The rail line that does not go to LAX was planned to service our permanent aircraft industry. Now gone. A major port is being built in Baja, movies go on location and so can studios.
As jobs dry up, the flow of immigrants--legal and not--slows, and low-end housing opens up, and rents decrease as vacancies increase. Meanwhile, as per Earl, the schools are sinking and the establishment is fighting Charters and traffic is worse than ever.
Now is the moment when our charismatic mayor confesses to political impotence. The other kind doesn't seem to be a problem.
Antonio basically delivered the "malaise" talk that Carter never actually did. However, irony of ironies, he shared his gloom here in the Valley, where, I'm sure he assumed, no one of importance would be listening. Wrong again. Antonio is like LA--glitzy, hyperactive, easily distracted and apparently easily discouraged. He should study Mayor Bloomberg, slow down and get to work.
Why would anyone be surprised that Mayor Tony would say there isn't much the city's leadership can do about hard times and the even harder times to come? After all, this is a mayor who hasn't done very much when times were good. Check the record, with much fanfare he promised to: transform the schools which are not, never should have been and shouldn't be now under his thumb, end the traffic gridlock that takes a battle plan worthy of Ike to get from point A to Point B in the city, gang cleanse the streets many of which still count more candlelight vigil flowers in tribute to murder victims than trees, jumpstart business growth in South L.A. much of which still looks like a scene out of the flick the Land that Time Forgot, and to give real teeth to neighborhood councils which are still just as toothless as ever.
Now again remember Tony made these promises to turn L.A. into a New Jerusalem when the good times supposedly rolled in the city. But you can bet your fast shriveling 401K that Mayor Tony will be a tiger in action when it comes to snatching TV face time while working the fat cat corporate and labor circuit to bank millions for his re-election bid. That's a hardship that Tony certainly knows how to avert.
LA as a future Baltimore, Rob? Like a snowball in hell. Politicians or not, apathy or not, LA is a nut magnet. It's like an expression I once heard:
"Whatever I go, whatever I do, I create a little dent in the Earth, and all the loose nuts and bolts come rolling down."
This place will never have a population implosion so long as global warming doesn't kick in too much, the sun keeps shining and there are no monsoons or major earthquakes to level the place off (though, in all honesty, it could be an improvement.) That's because LA is a land of dreams, and the Three Stooges could be running affairs, and people would still come flocking here.
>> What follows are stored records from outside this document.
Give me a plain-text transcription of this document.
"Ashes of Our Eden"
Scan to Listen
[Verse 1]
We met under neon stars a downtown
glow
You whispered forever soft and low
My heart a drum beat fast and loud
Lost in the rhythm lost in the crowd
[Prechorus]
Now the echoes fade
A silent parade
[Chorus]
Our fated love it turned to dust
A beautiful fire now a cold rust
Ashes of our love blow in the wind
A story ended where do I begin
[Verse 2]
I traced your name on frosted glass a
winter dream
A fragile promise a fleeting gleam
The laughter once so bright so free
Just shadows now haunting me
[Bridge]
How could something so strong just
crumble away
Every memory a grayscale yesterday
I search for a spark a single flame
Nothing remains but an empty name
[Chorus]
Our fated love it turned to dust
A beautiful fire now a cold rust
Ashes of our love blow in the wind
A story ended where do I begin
...but Mayor Villaraigosa says it can pour, as Rick Orlov notes in an article on the mayor's speech in Woodland Hills. Orlov says the mayor "warned business leaders the city is in for continued hard times," and admitted there isn't much that the city's leadership feels it can do to avert hardship.
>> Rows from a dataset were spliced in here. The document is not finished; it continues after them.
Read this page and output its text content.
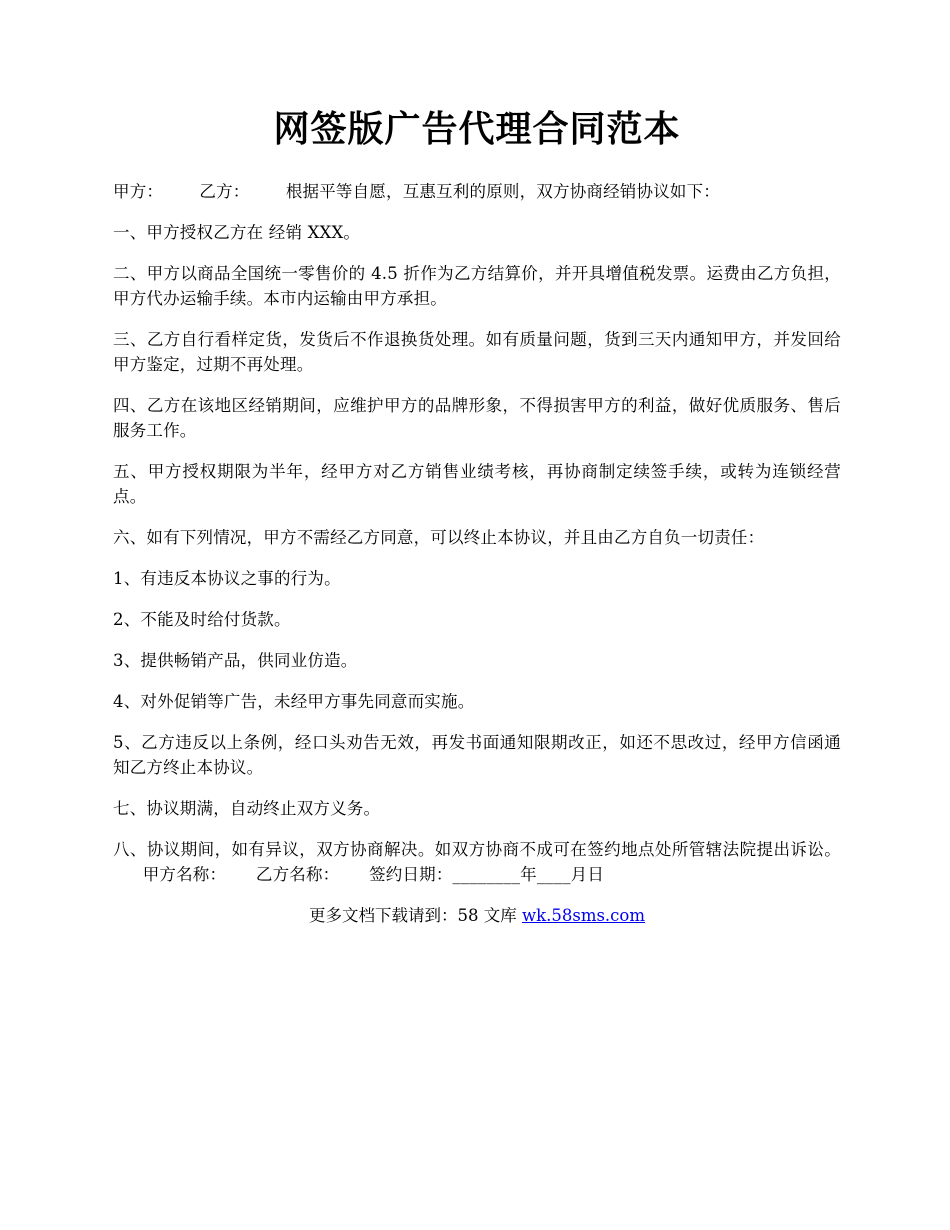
网签版广告代理合同范本

甲方： 乙方： 根据平等自愿，互惠互利的原则，双方协商经销协议如下：

一、甲方授权乙方在 经销 XXX。

二、甲方以商品全国统一零售价的 4.5 折作为乙方结算价，并开具增值税发票。运费由乙方负担，甲方代办运输手续。本市内运输由甲方承担。

三、乙方自行看样定货，发货后不作退换货处理。如有质量问题，货到三天内通知甲方，并发回给甲方鉴定，过期不再处理。

四、乙方在该地区经销期间，应维护甲方的品牌形象，不得损害甲方的利益，做好优质服务、售后服务工作。

五、甲方授权期限为半年，经甲方对乙方销售业绩考核，再协商制定续签手续，或转为连锁经营点。

六、如有下列情况，甲方不需经乙方同意，可以终止本协议，并且由乙方自负一切责任：

1、有违反本协议之事的行为。

2、不能及时给付货款。

3、提供畅销产品，供同业仿造。

4、对外促销等广告，未经甲方事先同意而实施。

5、乙方违反以上条例，经口头劝告无效，再发书面通知限期改正，如还不思改过，经甲方信函通知乙方终止本协议。

七、协议期满，自动终止双方义务。

八、协议期间，如有异议，双方协商解决。如双方协商不成可在签约地点处所管辖法院提出诉讼。甲方名称： 乙方名称： 签约日期：________年____月日

更多文档下载请到：58 文库 wk.58sms.com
Los Angeles has promising weather and location in its favor, as well as a charismatic way that captures the imagination of the planet. But working against it is a lack of vision among the politicians of the region and the state.
Los Angeles and California become victims of their own hare-like success, unable to realize that tortoises are catching up.
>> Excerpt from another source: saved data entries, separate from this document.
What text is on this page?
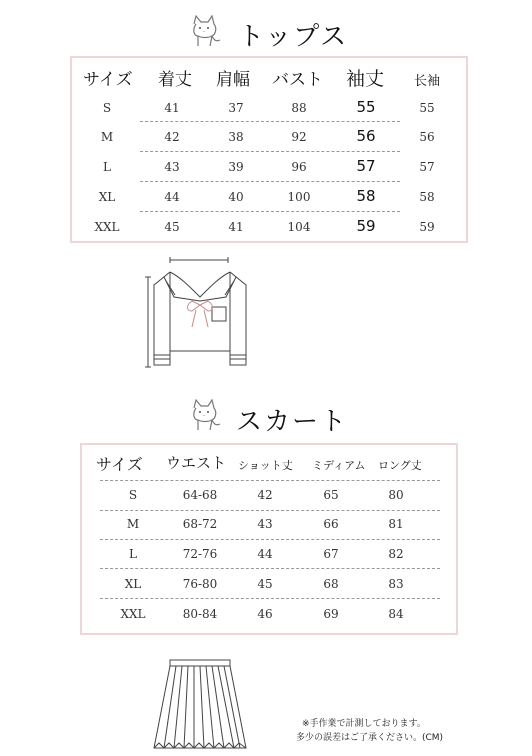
トップス
サイズ 着丈 肩幅 バスト 袖丈 长袖
S	41	37	88	55	55
M	42	38	92	56	56
L	43	39	96	57	57
XL	44	40	100	58	58
XXL	45	41	104	59	59
スカート
サイズ ウエスト ショット丈 ミディアム ロング丈
S	64-68	42	65	80
M	68-72	43	66	81
L	72-76	44	67	82
XL	76-80	45	68	83
XXL	80-84	46	69	84
※手作業で計測しております。
多少の誤差はご了承ください。(CM)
Passing through the Dubai airport a short while back, I was struck by how a backwater nation used oil revenues to build physical and economic infrastructure that can sustain it as a global center for the long haul.
L.A. and California must learn to compete in the global economy. It may not look as pretty or as fair or as environmentally friendly as some would like. But, I ask my Friendly Fire colleagues: Is there any other way to ensure we don't become a Baltimore in coming years?